O professor Cornelius não é comunista nem gay

quinta-feira, 14 de Junho de 2012 às 18:06

O Saramago, que a sabia toda, já tinha avisado. É preciso ter muito cuidadinho quando se é irónico perante jornalistas.

Professor da Boston University (onde também é Director e Senior Provost Fellow, o que equivale a dizer que é um tipo importante, um big shot), Cornelius Hurley tem a desculpa de viver do outro lado do Atlântico e não saber português. Estas duas coisas juntas isentam-no de pecado no delicado caso do desconhecimento do sábio conselho do nosso Nobel da Literatura.

Cornelius é o sujeito que aparece na fotografia imediatamente atrás da starking trincada - que, esclareço desde já, por causa do cheiro das tintas, que o facto de surgir em primeiro plano se prende apenas a imperativos de ordem estética, ou seja não pretende simbolizar o pecado original.

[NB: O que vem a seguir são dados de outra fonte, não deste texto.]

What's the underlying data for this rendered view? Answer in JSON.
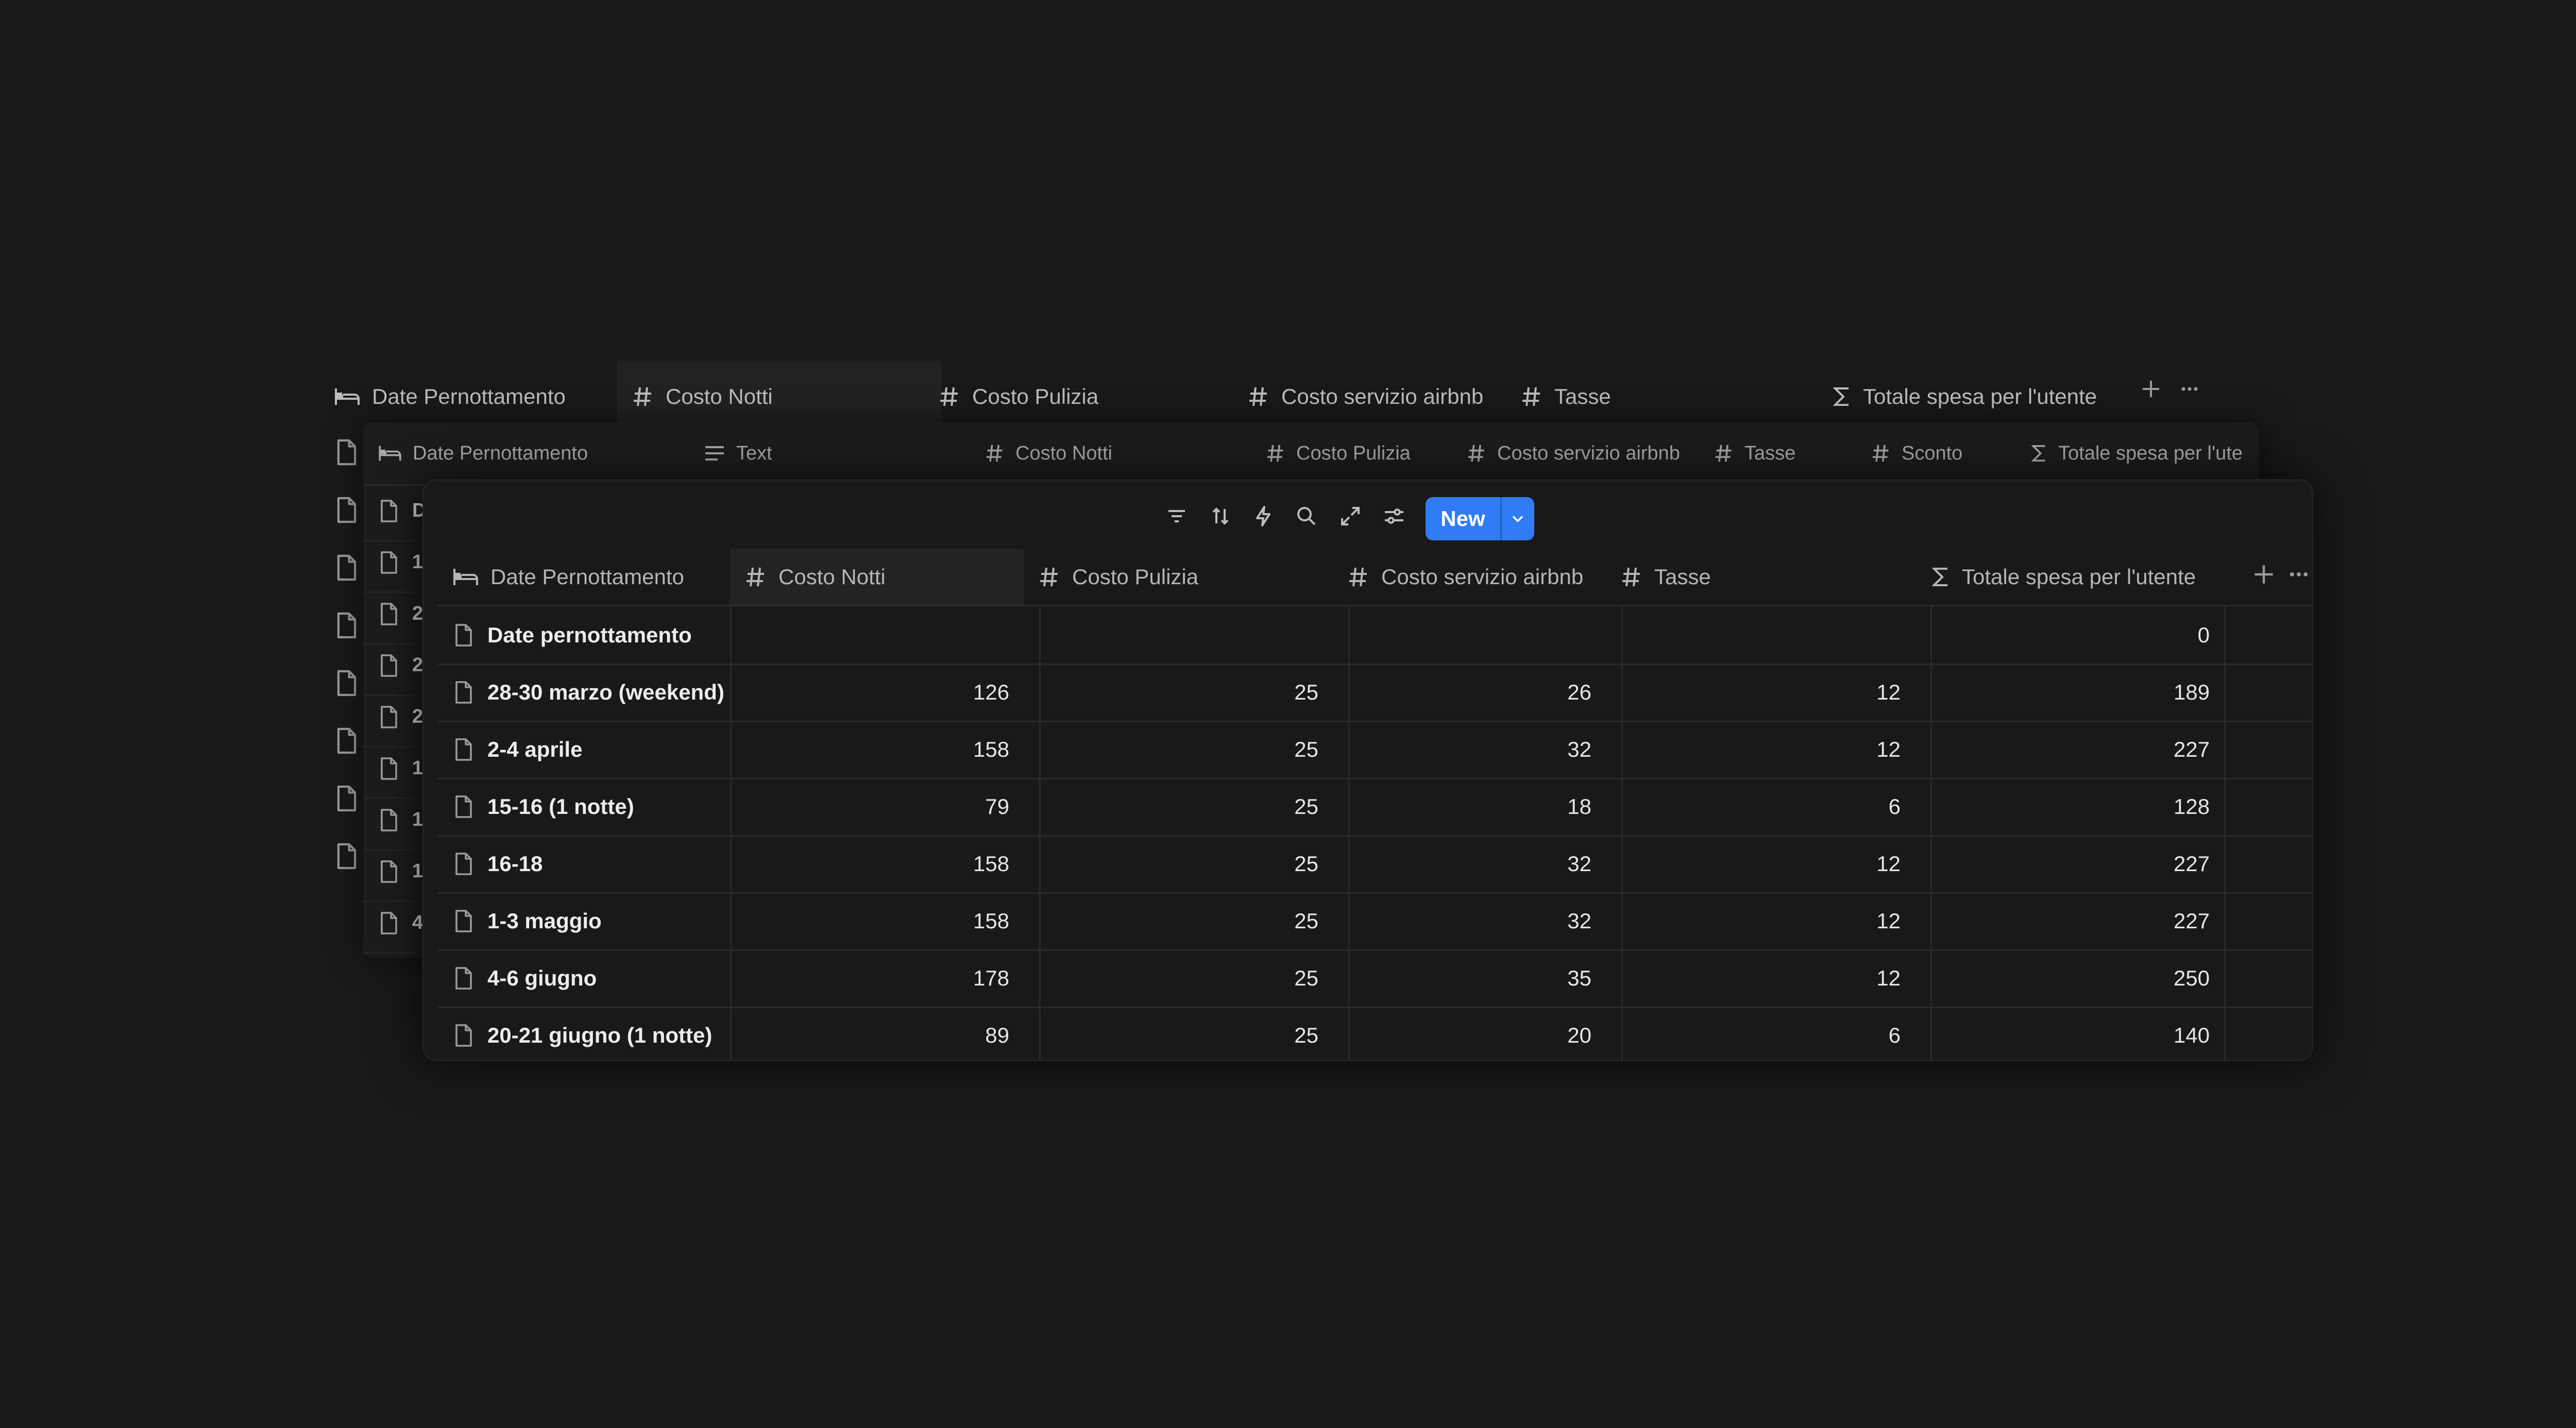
{
  "colors": {
    "background": "#191919",
    "accent": "#2f7cf6",
    "text": "#e6e6e6",
    "muted": "#b5b5b5"
  },
  "back_layer": {
    "columns": [
      {
        "icon": "bed-icon",
        "label": "Date Pernottamento"
      },
      {
        "icon": "hash-icon",
        "label": "Costo Notti"
      },
      {
        "icon": "hash-icon",
        "label": "Costo Pulizia"
      },
      {
        "icon": "hash-icon",
        "label": "Costo servizio airbnb"
      },
      {
        "icon": "hash-icon",
        "label": "Tasse"
      },
      {
        "icon": "sigma-icon",
        "label": "Totale spesa per l'utente"
      }
    ],
    "row_count": 8
  },
  "middle_layer": {
    "columns": [
      {
        "icon": "bed-icon",
        "label": "Date Pernottamento"
      },
      {
        "icon": "lines-icon",
        "label": "Text"
      },
      {
        "icon": "hash-icon",
        "label": "Costo Notti"
      },
      {
        "icon": "hash-icon",
        "label": "Costo Pulizia"
      },
      {
        "icon": "hash-icon",
        "label": "Costo servizio airbnb"
      },
      {
        "icon": "hash-icon",
        "label": "Tasse"
      },
      {
        "icon": "hash-icon",
        "label": "Sconto"
      },
      {
        "icon": "sigma-icon",
        "label": "Totale spesa per l'ute"
      }
    ],
    "row_initials": [
      "D",
      "1",
      "2",
      "2",
      "2",
      "1",
      "1",
      "1",
      "4"
    ]
  },
  "toolbar": {
    "icons": [
      "filter-icon",
      "sort-icon",
      "lightning-icon",
      "search-icon",
      "expand-icon",
      "settings-icon"
    ],
    "new_label": "New"
  },
  "table": {
    "columns": [
      {
        "icon": "bed-icon",
        "label": "Date Pernottamento"
      },
      {
        "icon": "hash-icon",
        "label": "Costo Notti"
      },
      {
        "icon": "hash-icon",
        "label": "Costo Pulizia"
      },
      {
        "icon": "hash-icon",
        "label": "Costo servizio airbnb"
      },
      {
        "icon": "hash-icon",
        "label": "Tasse"
      },
      {
        "icon": "sigma-icon",
        "label": "Totale spesa per l'utente"
      }
    ],
    "rows": [
      {
        "name": "Date pernottamento",
        "notti": "",
        "pulizia": "",
        "servizio": "",
        "tasse": "",
        "totale": "0"
      },
      {
        "name": "28-30 marzo (weekend)",
        "notti": "126",
        "pulizia": "25",
        "servizio": "26",
        "tasse": "12",
        "totale": "189"
      },
      {
        "name": "2-4 aprile",
        "notti": "158",
        "pulizia": "25",
        "servizio": "32",
        "tasse": "12",
        "totale": "227"
      },
      {
        "name": "15-16 (1 notte)",
        "notti": "79",
        "pulizia": "25",
        "servizio": "18",
        "tasse": "6",
        "totale": "128"
      },
      {
        "name": "16-18",
        "notti": "158",
        "pulizia": "25",
        "servizio": "32",
        "tasse": "12",
        "totale": "227"
      },
      {
        "name": "1-3 maggio",
        "notti": "158",
        "pulizia": "25",
        "servizio": "32",
        "tasse": "12",
        "totale": "227"
      },
      {
        "name": "4-6 giugno",
        "notti": "178",
        "pulizia": "25",
        "servizio": "35",
        "tasse": "12",
        "totale": "250"
      },
      {
        "name": "20-21 giugno (1 notte)",
        "notti": "89",
        "pulizia": "25",
        "servizio": "20",
        "tasse": "6",
        "totale": "140"
      }
    ]
  }
}
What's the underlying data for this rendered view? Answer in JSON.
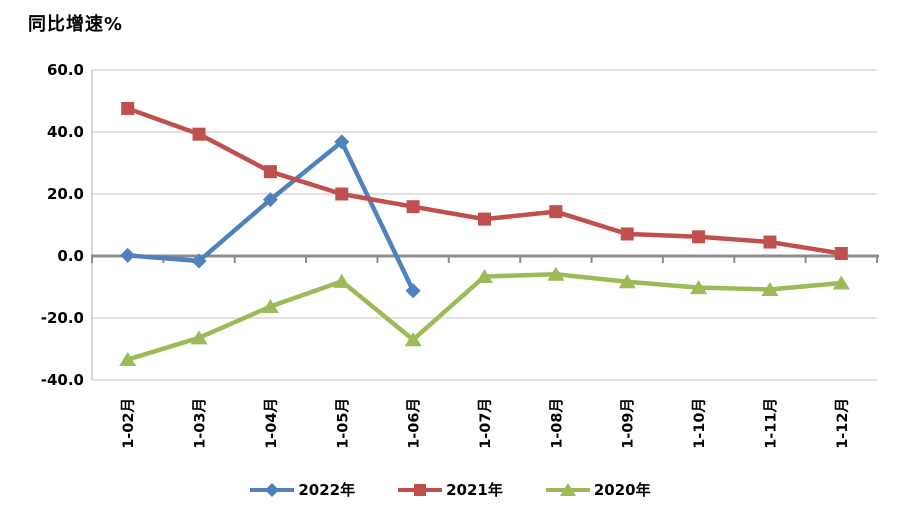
{
  "title": "同比增速%",
  "colors": {
    "series_blue": "#4F81BD",
    "series_red": "#C0504D",
    "series_green": "#9BBB59",
    "gridline": "#C6C6C6",
    "zero_axis": "#8C8C8C",
    "axis_line": "#BFBFBF",
    "text": "#000000",
    "background": "#FFFFFF"
  },
  "chart_data": {
    "type": "line",
    "title": "同比增速%",
    "categories": [
      "1-02月",
      "1-03月",
      "1-04月",
      "1-05月",
      "1-06月",
      "1-07月",
      "1-08月",
      "1-09月",
      "1-10月",
      "1-11月",
      "1-12月"
    ],
    "series": [
      {
        "name": "2022年",
        "color": "#4F81BD",
        "marker": "diamond",
        "values": [
          0.2,
          -1.6,
          18.2,
          36.8,
          -11.2,
          null,
          null,
          null,
          null,
          null,
          null
        ]
      },
      {
        "name": "2021年",
        "color": "#C0504D",
        "marker": "square",
        "values": [
          47.6,
          39.3,
          27.2,
          20.0,
          15.9,
          11.9,
          14.3,
          7.1,
          6.2,
          4.5,
          0.8
        ]
      },
      {
        "name": "2020年",
        "color": "#9BBB59",
        "marker": "triangle",
        "values": [
          -33.4,
          -26.4,
          -16.3,
          -8.2,
          -27.0,
          -6.6,
          -5.9,
          -8.3,
          -10.2,
          -10.8,
          -8.7
        ]
      }
    ],
    "ylim": [
      -40,
      60
    ],
    "yticks": [
      60,
      40,
      20,
      0,
      -20,
      -40
    ],
    "ytick_labels": [
      "60.0",
      "40.0",
      "20.0",
      "0.0",
      "-20.0",
      "-40.0"
    ],
    "grid": true,
    "zero_axis_emphasized": true,
    "legend_position": "bottom",
    "x_label_rotation": -90
  }
}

Democrata militante (meteu férias para ir fazer campanha no Colorado por Obama, cujo primero mandato, confessa, o está a deixar muito desiludido) e equipado com uma excelente cabeça e uma boa capacidade de explicar o que pensa, o professor Cornelius foi vitima da sua própria ironia.

A páginas tantas e a pedido da plateia (constituida por uma dúzia de portugueses), discorreu sobre a Fox News e permitiu-se afirmar que aos olhos reacionários desta cadeia de televisão um democrata e liberal (etiqueta que nos States, ao contrário do que sucede na Europa, tem uma conotação de esquerda) é comunista e gay.

Pois no final do dia, o bom do Cornelius foi interpelado por uma colega minha, que ensaiou consolá-lo, dizendo-lhe, a título de palmadinhas nas costas, que ela própria tinha sido militante comunista na sua juventude, o que à luz do pensamento de Willy Brandt equivalia a chamar-lhe burro e gay.

Burro porque Cornelius tem seguramente mais de 60 anos e Willy Brandt escreveu: "Quem aos 20 anos não é comunista não tem coração. E quem assim permanece aos 40 anos não tem inteligência"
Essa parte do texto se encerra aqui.